RALEIGH – In a very unusual rebuke, the N.C. Court of Appeals sanctioned the N.C. Attorney General Roy Cooper’s office Friday for using delaying tactics in the case of a seven-year-old Sampson County girl struck and killed as she exited her school bus. State taxpayers may be on the hook for the legal expenses brought on by the delays by Special Deputy Attorney General Staci T. Meyer, head of the Attorney General’s tort claims section, and another lawyer in Cooper’s office.
“It has been absolutely, incredibly frustrating to deal with all of these frivolous appeals,” said Cara Luther, an attorney for the family of Alyiah Morgan, the first-grade girl killed in the accident. “It just makes absolutely no sense and has been unfair and tortuous for the family. It’s been a total waste of taxpayers’ money and has been unnecessary and appalling.”
Cooper’s office declined to comment on this story.
A tragic death, a prison sentence and a lawsuit
In 2013, Alyiah Morgan got off her school bus near the Sampson County town of Harrells and tried to cross the road to where her mother waited for her. A log truck passed the stopped school bus and struck her. The truck driver received a 19-year prison sentence for his role in her tragic death, but Alyiah’s relatives also believe the school bus driver should not have let her exit the bus. They sued the school system in 2014.
The case has not been a slam dunk for Brenda Merritt, Alyiah’s mother. The Industrial Commission, a body that oversees tort claims against state agencies, has denied some of the Merritt’s legal motions and granted some. Both sides have had small victories and small defeats in the case. But regardless of whether Sampson County’s Board of Education is ever held liable for damages, the state’s taxpayers will be footing the bill for the legal counsel provided by the Attorney General, whose office acts as the board’s lawyers.
A string of “frivolous” delays leads to sanction
The appeals court sanctioned the Attorney General’s office based on a May petition by Alyiah’s lawyers that claimed unfair delays. “At each and every stage of the proceedings the defendant/appellant sought a delay of the proceedings to delay the final resolution of this case,” the petition stated.
By that time, the Attorney General’s office was appealing the denial of petition to review the denial of an appeal of a Dec. 5, 2014 Industrial Commission ruling. The entire, confusing record of appeals, and the delay of a case that Luther feels sure would otherwise already have gone to trial or been settled by now, stems from the refusal of the state to provide one witness for a deposition.

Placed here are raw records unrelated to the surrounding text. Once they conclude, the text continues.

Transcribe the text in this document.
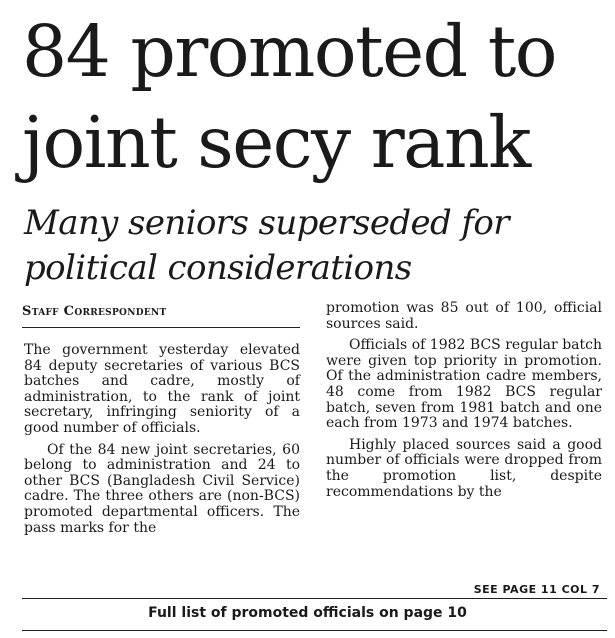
84 promoted to
joint secy rank
Many seniors superseded for
political considerations
Staff Correspondent

The government yesterday elevated 84 deputy secretaries of various BCS batches and cadre, mostly of administration, to the rank of joint secretary, infringing seniority of a good number of officials.

Of the 84 new joint secretaries, 60 belong to administration and 24 to other BCS (Bangladesh Civil Service) cadre. The three others are (non-BCS) promoted departmental officers. The pass marks for the

promotion was 85 out of 100, official sources said.

Officials of 1982 BCS regular batch were given top priority in promotion. Of the administration cadre members, 48 come from 1982 BCS regular batch, seven from 1981 batch and one each from 1973 and 1974 batches.

Highly placed sources said a good number of officials were dropped from the promotion list, despite recommendations by the

SEE PAGE 11 COL 7
Full list of promoted officials on page 10
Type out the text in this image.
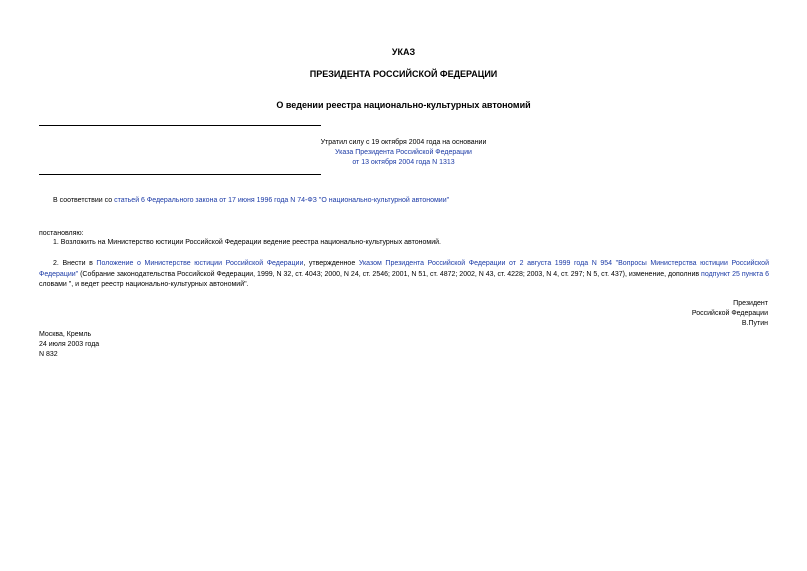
УКАЗ
ПРЕЗИДЕНТА РОССИЙСКОЙ ФЕДЕРАЦИИ
О ведении реестра национально-культурных автономий
Утратил силу с 19 октября 2004 года на основании
Указа Президента Российской Федерации
от 13 октября 2004 года N 1313
В соответствии со статьей 6 Федерального закона от 17 июня 1996 года N 74-ФЗ "О национально-культурной автономии"
постановляю:
1. Возложить на Министерство юстиции Российской Федерации ведение реестра национально-культурных автономий.
2. Внести в Положение о Министерстве юстиции Российской Федерации, утвержденное Указом Президента Российской Федерации от 2 августа 1999 года N 954 "Вопросы Министерства юстиции Российской Федерации" (Собрание законодательства Российской Федерации, 1999, N 32, ст. 4043; 2000, N 24, ст. 2546; 2001, N 51, ст. 4872; 2002, N 43, ст. 4228; 2003, N 4, ст. 297; N 5, ст. 437), изменение, дополнив подпункт 25 пункта 6 словами ", и ведет реестр национально-культурных автономий".
Президент
Российской Федерации
В.Путин
Москва, Кремль
24 июля 2003 года
N 832
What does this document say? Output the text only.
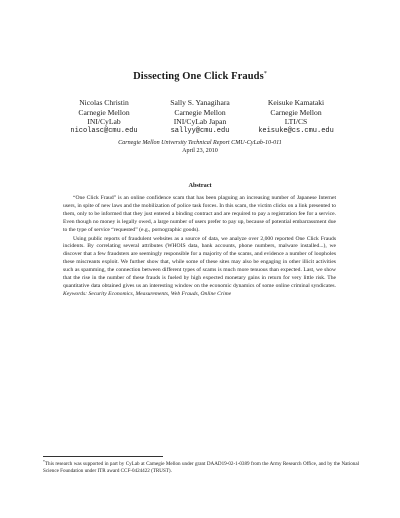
Dissecting One Click Frauds*
Nicolas Christin
Carnegie Mellon
INI/CyLab
nicolasc@cmu.edu
Sally S. Yanagihara
Carnegie Mellon
INI/CyLab Japan
sallyy@cmu.edu
Keisuke Kamataki
Carnegie Mellon
LTI/CS
keisuke@cs.cmu.edu
Carnegie Mellon University Technical Report CMU-CyLab-10-011
April 23, 2010
Abstract

“One Click Fraud” is an online confidence scam that has been plaguing an increasing number of Japanese Internet users, in spite of new laws and the mobilization of police task forces. In this scam, the victim clicks on a link presented to them, only to be informed that they just entered a binding contract and are required to pay a registration fee for a service. Even though no money is legally owed, a large number of users prefer to pay up, because of potential embarrassment due to the type of service “requested” (e.g., pornographic goods).

Using public reports of fraudulent websites as a source of data, we analyze over 2,000 reported One Click Frauds incidents. By correlating several attributes (WHOIS data, bank accounts, phone numbers, malware installed...), we discover that a few fraudsters are seemingly responsible for a majority of the scams, and evidence a number of loopholes these miscreants exploit. We further show that, while some of these sites may also be engaging in other illicit activities such as spamming, the connection between different types of scams is much more tenuous than expected. Last, we show that the rise in the number of these frauds is fueled by high expected monetary gains in return for very little risk. The quantitative data obtained gives us an interesting window on the economic dynamics of some online criminal syndicates. Keywords: Security Economics, Measurements, Web Frauds, Online Crime

*This research was supported in part by CyLab at Carnegie Mellon under grant DAAD19-02-1-0389 from the Army Research Office, and by the National Science Foundation under ITR award CCF-0424422 (TRUST).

“There’s just no explanation for this type of behavior,” Luther said. “It’s outside what anyone would expect, particularly in a case like this when a seven-year-old child was killed crossing the street to get to her home upon exiting her school bus.”
A sanction with monetary damages by an appeals court in the middle of a case is an extremely unusual occurrence, according to legal experts. While delaying a case is a time-honored tactic in tort cases, the Court of Appeals decided that the Attorney General’s office went far too far in this instance. Sanctions are usually imposed on parties representing themselves who are not lawyers and do not know the proper way to navigate the legal system. Even then, sanctions are rarely monetary – they often extend to no more than the dismissal of a motion that was improperly filed, legal experts say.
Delays large and small
The string of appeals in the case was not the only delays Alyiah’s lawyers faced, according to court filings. The plaintiffs say they have been stymied in small things as well.
Even before the November 2014 order that sparked the chain of appeals, lawyers for Alyiah’s mother were upset at the way the case was being handled by opposing counsel. Diane Moore, one of the attorneys, wrote an email on Oct. 7, 2014 complaining of unnecessary delays:
“Although ordered to provide the prosecution file immediately after it was received, defendant sent the documents by U.S. Mail refusing to utilize the Federal Express prepaid account offered by plaintiff thereby delaying plaintiff’s receipt of these documents until after depositions were arranged. Upon reviewing those documents additional depositions must be taken in time for plaintiff’s experts to be able to use the materials and without delaying the trial of this case.”
Staci Meyer is the head of Cooper’s tort claims section and is the attorney named in the motion for sanctions. Meyer, 54, is no novice. She has worked for Attorney General Roy Cooper for more than a decade and earns an annual salary of $112,730. Associate Attorney General Laura Askins has also worked on the case. Cooper has been North Carolina’s Attorney General since 2001 and has announced he will try to unseat Gov. Pat McCrory in 2016.
A spokesman for the Industrial Commission said that neither the chairman nor the commission can comment on pending litigation, but did say that J. Brad Donovan, a deputy commissioner, “has given the parties until November 30 to submit briefs and proposed orders regarding the amount and nature of sanctions.”